Two questions about keypoint scale
Doom9234 opened this issue · 3 comments
HI, thank you for the great work, it helps me a lot when learning SIFT, I have to 2 questions about keypoint.size
-
When computing keypoint.size in localizeExtremumViaQuadraticFit(), you used octave_index + 1 instead of octave_index, is this because the origin input image is doubled by linear interpolation?
-
In computeKeypointsWithOrientations, the scale is muliplied by 0.5 and divided by 2 ** octave_index, it's a little different from the origin paper, am I missing something?
HI, thank you for the great work, it helps me a lot when learning SIFT, I have to 2 questions about keypoint.size
1. When computing keypoint.size in localizeExtremumViaQuadraticFit(), you used octave_index + 1 instead of octave_index, is this because the origin input image is doubled by linear interpolation? 2. In computeKeypointsWithOrientations, the scale is muliplied by 0.5 and divided by 2 ** octave_index, it's a little different from the origin paper, am I missing something?
I think the scale to compute the orientation should be 2 ** ((image_index + extremum_update[2]) / float32(num_intervals))) * (2 ** (octave_index ))
it's different from the scale in computeKeypointsWithOrientations()
Hi there! Thanks for looking into PythonSIFT so deeply.
Yes, I'm using octave_index + 1
instead of octave_index
because we double the input image size. Later in convertKeypointsToInputImageSize()
, we do keypoint.size *= 0.5
to account for this.
Actually, the way scale
is computed in computeKeypointsWithOrientations()
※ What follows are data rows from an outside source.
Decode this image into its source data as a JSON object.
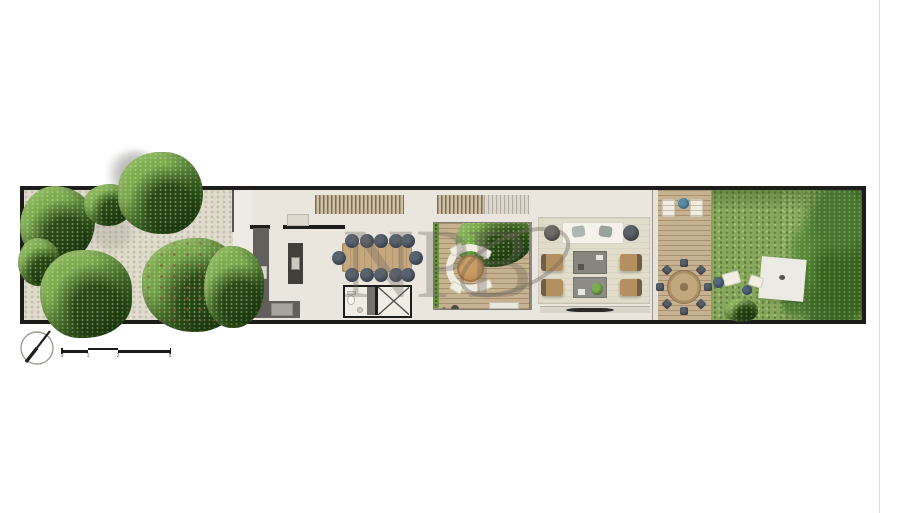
{
  "title": "linear-house-ground-floor-plan",
  "watermark": {
    "letters": [
      "N",
      "P",
      "B"
    ],
    "color": "rgba(112,106,96,0.35)"
  },
  "scale_bar": {
    "labels": [
      "0",
      "1",
      "2",
      "5"
    ]
  },
  "compass": {
    "type": "north-arrow"
  },
  "palette": {
    "wall": "#1d1d1b",
    "floor": "#eae6dd",
    "gravel": "#e0dcce",
    "deck_wood": "#c6b190",
    "lawn": "#87a75c",
    "foliage": "#4d7c32",
    "dining_chair": "#39424e",
    "armchair_tan": "#b3905f",
    "counter_gray": "#605f59",
    "table_wood": "#c6a87e",
    "accent_blue_table": "#3d6a85"
  },
  "zones": [
    "front-garden-gravel",
    "entry-path",
    "kitchen",
    "entry-hall",
    "stairs",
    "dining-area",
    "wc",
    "elevator",
    "courtyard-deck",
    "living-room",
    "rear-deck",
    "back-lawn-garden"
  ],
  "furniture": [
    "kitchen-L-counter",
    "kitchen-island",
    "entry-bench",
    "dining-table",
    "dining-chairs-x12",
    "toilet",
    "elevator-cab",
    "curved-lounge-sofa",
    "round-coffee-table",
    "sofa",
    "round-side-tables-x2",
    "armchairs-x4",
    "coffee-tables-x2",
    "indoor-plant",
    "tv-console",
    "sun-loungers-x2",
    "blue-side-table",
    "round-patio-table",
    "patio-chairs-x8",
    "picnic-blanket",
    "floor-cushions-x2",
    "poufs-x2",
    "bbq-grill",
    "garden-bench"
  ]
}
is consistent with the way keypoints.size
is computed in localizeExtremumViaQuadraticFit()
. Let's compare line 181:
keypoint.size = sigma * (2 ** ((image_index + extremum_update[2]) / float32(num_intervals))) * (2 ** (octave_index + 1))
with line 227:
scale = scale_factor * 0.5 * keypoint.size / float32(2 ** octave_index)
Note that we can rewrite line 227 like this, and it's mathematically equivalent:
scale = scale_factor * keypoint.size / float32(2 ** (octave_index + 1))
.
In fact, I made this change in the latest commit in order to be consistent with line 181. Sorry for the confusion. However, there's nothing wrong with the original line 227. We are simply reversing the * (2 ** (octave_index + 1))
operation done in line 118 to recover the scale. We then multiply by scale_factor
, as mentioned in the paper.
Note that size
here corresponds to the same size
variable used in OpenCV's SIFT implementation, which you can find here:
https://github.com/opencv/opencv_contrib/blob/master/modules/xfeatures2d/src/sift.cpp
If you take a look at lines 572 and 661, you can see they compute size and scale the same way. You can even set up breakpoints in OpenCV's sift.cpp
and PythonSIFT's pysift.py
, and compare the keypoints at each step of the computation and verify they are the same within rounding error. The size
variable isn't mentioned in the original SIFT paper -- it's just a convenient way to store the scale
across different octaves and layers using a single number.
I hope this helps! Does this answer your questions?
I believe this issue has been resolved, so I'm going to close it. Please feel free to reopen this issue if you feel your question hasn't been answered.